In an appeal for the process to be stopped, the EFA said today that while it does not condone copyright infringement, international experience shows that copyright notice schemes are of “marginal value at best in addressing online copyright infringement.”
In calling for the government to halt the process of implementing an ISP copyright code, the EFA said work on the code should not proceed until the implementation of the new mandatory data retention obligations has been concluded.
EFA Executive Officer Jon Lawrence said the process should not continue until the government has conducted a “detailed cost-benefit analysis to ensure that it is not an unnecessary additional regulatory burden that will further harm competition in the sector and result in higher connectivity charges for Australians.”
Lawrence said 10 weeks have now passed since the “apparently urgent 'website-blocking' bill became law in Australia, yet we are still to see a single case presented.”
“The deadline for the ISP Copyright Code has now also passed and, as per previous attempts to find a consensus between the ISP industry and content distributors, the issue of who pays for notices to be sent to allegedly-infringing users remains unresolved.
Lawrence said the current government, “which is ostensibly committed to deregulation must accept the reality that finding a consensus on the cost burden of a copyright notice scheme is simply not possible.”
"It must also realise that legislating to impose such a scheme will only add another layer of unnecessary regulation on to Australia's ISP sector, which is already struggling with the government's overly-hasty and inadequately-prepared data retention legislation.
"Enough time and money has been wasted on the ISP Copyright Code.
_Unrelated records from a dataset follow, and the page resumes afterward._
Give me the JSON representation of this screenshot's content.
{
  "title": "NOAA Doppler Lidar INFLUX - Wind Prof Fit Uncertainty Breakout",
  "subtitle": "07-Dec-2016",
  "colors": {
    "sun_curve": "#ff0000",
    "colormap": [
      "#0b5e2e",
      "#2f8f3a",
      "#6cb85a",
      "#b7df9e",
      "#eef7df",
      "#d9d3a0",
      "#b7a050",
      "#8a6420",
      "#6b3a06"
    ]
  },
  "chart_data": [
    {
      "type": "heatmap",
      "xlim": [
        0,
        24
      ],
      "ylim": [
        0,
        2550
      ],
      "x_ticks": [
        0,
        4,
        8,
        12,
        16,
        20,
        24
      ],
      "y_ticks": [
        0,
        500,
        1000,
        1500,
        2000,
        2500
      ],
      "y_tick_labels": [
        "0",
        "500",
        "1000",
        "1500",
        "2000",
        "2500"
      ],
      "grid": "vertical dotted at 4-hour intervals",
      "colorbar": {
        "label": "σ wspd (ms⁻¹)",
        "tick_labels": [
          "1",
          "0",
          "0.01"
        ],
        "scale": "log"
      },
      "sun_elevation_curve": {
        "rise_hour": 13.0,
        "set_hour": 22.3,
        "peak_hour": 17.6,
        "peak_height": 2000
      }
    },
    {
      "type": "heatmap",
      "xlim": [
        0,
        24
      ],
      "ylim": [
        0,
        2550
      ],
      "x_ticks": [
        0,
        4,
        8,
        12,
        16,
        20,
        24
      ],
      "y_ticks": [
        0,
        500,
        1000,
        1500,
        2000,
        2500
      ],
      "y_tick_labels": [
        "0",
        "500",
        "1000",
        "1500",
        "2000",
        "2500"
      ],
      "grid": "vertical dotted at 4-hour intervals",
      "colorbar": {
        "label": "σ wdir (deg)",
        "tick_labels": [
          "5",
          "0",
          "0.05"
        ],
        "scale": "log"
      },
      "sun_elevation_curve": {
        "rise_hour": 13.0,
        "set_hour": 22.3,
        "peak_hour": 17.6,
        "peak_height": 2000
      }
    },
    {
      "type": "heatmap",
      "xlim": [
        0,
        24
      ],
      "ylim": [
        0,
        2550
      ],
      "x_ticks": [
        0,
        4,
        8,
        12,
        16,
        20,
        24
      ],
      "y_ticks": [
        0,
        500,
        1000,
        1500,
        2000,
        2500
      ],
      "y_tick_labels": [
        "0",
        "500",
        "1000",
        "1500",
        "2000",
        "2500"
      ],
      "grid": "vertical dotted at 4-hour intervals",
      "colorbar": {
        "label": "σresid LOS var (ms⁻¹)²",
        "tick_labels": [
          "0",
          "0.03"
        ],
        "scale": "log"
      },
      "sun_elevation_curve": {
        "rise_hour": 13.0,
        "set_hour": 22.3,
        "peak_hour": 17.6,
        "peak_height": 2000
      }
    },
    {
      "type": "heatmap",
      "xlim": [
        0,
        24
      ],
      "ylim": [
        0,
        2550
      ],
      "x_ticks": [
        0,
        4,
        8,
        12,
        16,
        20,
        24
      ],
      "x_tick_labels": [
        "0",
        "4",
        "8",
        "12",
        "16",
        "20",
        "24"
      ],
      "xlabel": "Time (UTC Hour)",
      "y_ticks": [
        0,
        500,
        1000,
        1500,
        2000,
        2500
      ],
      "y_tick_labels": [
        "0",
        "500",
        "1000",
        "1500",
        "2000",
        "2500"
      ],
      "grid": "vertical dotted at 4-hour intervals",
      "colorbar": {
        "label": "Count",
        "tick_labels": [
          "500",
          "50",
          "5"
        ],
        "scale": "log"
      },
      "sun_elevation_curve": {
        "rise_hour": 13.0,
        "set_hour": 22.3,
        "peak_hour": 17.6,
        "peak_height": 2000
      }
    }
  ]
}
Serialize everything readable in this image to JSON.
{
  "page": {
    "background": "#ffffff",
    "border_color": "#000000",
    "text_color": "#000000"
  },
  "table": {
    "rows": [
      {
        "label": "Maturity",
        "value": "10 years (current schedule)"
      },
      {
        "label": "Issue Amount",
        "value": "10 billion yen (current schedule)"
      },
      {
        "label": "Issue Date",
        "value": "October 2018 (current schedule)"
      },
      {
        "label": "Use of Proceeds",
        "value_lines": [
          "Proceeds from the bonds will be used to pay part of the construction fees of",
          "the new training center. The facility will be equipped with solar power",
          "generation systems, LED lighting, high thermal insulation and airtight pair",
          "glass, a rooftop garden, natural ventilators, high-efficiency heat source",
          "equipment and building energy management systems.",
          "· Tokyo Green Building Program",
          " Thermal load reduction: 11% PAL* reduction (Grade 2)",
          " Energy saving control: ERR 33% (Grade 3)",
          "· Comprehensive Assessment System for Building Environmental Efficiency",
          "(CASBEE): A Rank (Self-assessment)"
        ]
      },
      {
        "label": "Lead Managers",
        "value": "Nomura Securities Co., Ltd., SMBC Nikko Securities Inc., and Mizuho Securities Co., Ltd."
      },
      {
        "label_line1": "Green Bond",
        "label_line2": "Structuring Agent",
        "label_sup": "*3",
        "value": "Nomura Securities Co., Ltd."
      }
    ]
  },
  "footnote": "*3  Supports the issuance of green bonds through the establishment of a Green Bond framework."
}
It's time for the government to get out of the way and allow the market to evolve."
Lawrence says the Australian video content market has been transformed this year with the introduction and “explosive growth of a number of excellent new streaming video-on-demand (SVOD) services.”
“As ACMA reports, 'almost two million Australians have subscribed to SVOD services since early 2015',” Lawrence says.
“It is therefore no surprise that Choice's research already shows a material decline (from 23% to 17%) in the number of respondents that regularly download infringing content, as well as reporting a massive 33% of respondents who are downloading 'much less often' since subscribing to streaming services.
“That's one-third of users whose reported behaviour has changed, in six months.”